Même si, lorsque le prix du pétrole montait, Chavez pouvait développer des programmes sociaux pour contrer famine et analphabétisme, une grande part du pouvoir de la bourgeoisie n’a pas été touchée, tant s’en faut, elle a pu profiter des investissements encouragés par Chavez. Moins importante que le soutien populaire à Chavez, cette ouverture fut quand même un motif pour lequel les tentatives de renversement passèrent après 2002 en mode silencieux. Bien qu’une part de l’opposition de droite resta toujours fidèle au renversement du régime, une autre cherchait à faire du business et allait jusqu’à adopter le vocabulaire bolivarien.

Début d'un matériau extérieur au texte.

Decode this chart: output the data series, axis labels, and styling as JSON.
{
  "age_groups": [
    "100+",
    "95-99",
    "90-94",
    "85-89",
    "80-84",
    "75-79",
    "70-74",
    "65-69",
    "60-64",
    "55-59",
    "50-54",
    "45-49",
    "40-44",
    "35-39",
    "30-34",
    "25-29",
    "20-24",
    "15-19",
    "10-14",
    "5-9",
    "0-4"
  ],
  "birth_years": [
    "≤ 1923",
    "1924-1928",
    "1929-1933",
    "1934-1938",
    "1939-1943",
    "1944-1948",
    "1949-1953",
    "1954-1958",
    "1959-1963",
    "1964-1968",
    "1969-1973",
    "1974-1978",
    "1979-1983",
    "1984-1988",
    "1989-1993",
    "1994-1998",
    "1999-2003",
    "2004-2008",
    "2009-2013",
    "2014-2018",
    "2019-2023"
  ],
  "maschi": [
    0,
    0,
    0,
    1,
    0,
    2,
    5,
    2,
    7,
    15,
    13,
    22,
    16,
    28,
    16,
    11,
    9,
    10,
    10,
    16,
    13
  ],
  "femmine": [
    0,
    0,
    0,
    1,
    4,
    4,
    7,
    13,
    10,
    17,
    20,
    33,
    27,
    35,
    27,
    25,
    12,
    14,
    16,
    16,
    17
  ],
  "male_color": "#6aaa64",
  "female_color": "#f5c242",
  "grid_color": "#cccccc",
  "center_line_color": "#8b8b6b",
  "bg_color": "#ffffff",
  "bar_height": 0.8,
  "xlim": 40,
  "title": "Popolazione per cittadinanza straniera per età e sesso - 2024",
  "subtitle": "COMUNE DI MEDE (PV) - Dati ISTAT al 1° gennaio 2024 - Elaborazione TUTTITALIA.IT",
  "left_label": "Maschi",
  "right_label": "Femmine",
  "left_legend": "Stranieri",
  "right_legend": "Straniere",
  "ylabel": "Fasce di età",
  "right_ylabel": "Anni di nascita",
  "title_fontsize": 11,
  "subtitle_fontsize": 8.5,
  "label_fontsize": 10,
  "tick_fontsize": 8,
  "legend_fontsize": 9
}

Mais le successeur de Chavez à la tête du PSUV, Nicolas Maduro, qui arriva au pouvoir au moment de la diminution de la rente pétrolière, a été beaucoup plus généreux avec ses ouvertures envers les capitalistes et l’opposition. La solution mise en avant pour contrebalancer la diminution des rentes est la hausse des investissements. Cela signifie qu’il doit abroger la plupart des acquis du mouvement de la période précédente. Les nouvelles exploitations minières dans la jungle d’Orénoque, mettant de côté restrictions environnementales et protection des indigènes, ne sont qu’un exemple, quoique très emblématique, de ce recul.

Un moment critique

En même temps, pour se défendre, le gouvernement réduit de plus en plus les libertés démocratiques et cisaille la constitution bolivarienne de 1999. La procédure pour l’élection d’une nouvelle Assemblée constituante cet été, n’a rien à voir avec celle de 1999. Pour l’instant, le monde des quartiers pauvres et populaires ne participe pas aux mobilisations de l’opposition de droite car le souvenir de ce que représente vraiment cette opposition qui prétend aujourd’hui incarner l’alternative démocratique, est encore assez fort.

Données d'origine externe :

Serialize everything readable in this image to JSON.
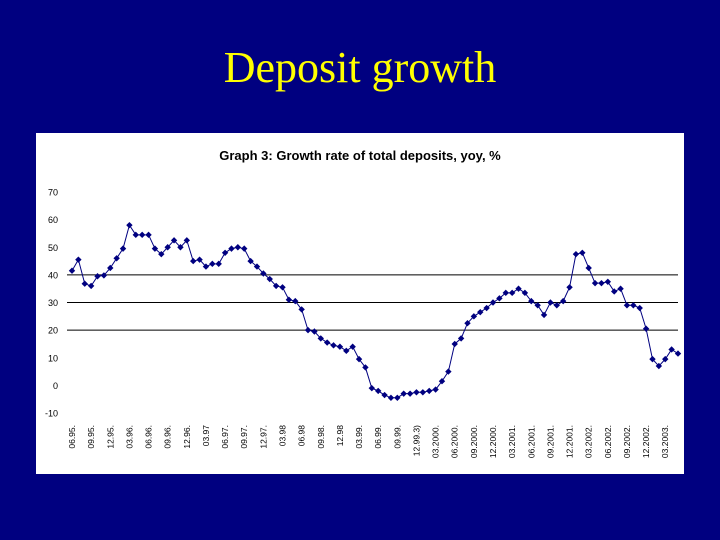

Mais la popularité de Maduro n’est pas celle de Chavez. En 2013 il avait emporté les élections de justesse, avec une marge de 1,1%, contre Henrique Radonski. Aujourd’hui, même si une majorité pourrait toujours voter Maduro, les taux d’abstention seraient bien plus élevés car la base militante ouvrière du chavisme est démoralisée et démobilisée par la dégénérescence du PSUV et l’émergence d’une haute bureaucratie profitant de ses ouvertures envers le capital.

Ces dernières semaines, une centaine de personnes a été tuée par les forces de l’opposition ou de l’Etat. L’infructueux boycott de la droite montre que celle-ci reste détestée. Mais le désespoir peut être détourné. C’est pourquoi les USA menacent d’un embargo et la « communauté internationale » critique l’autarchie de Maduro. Mais leurs mesures ne feront qu’aggraver la situation de celles et ceux qui souffrent déjà.

La clé pour défendre leurs acquis, reste la mobilisation de ces gens, non pas pour sauver le régime ou pour servir la droite, mais pour imposer des solutions d’en bas en prenant le pouvoir des mains des riches mais aussi des bureaucrates.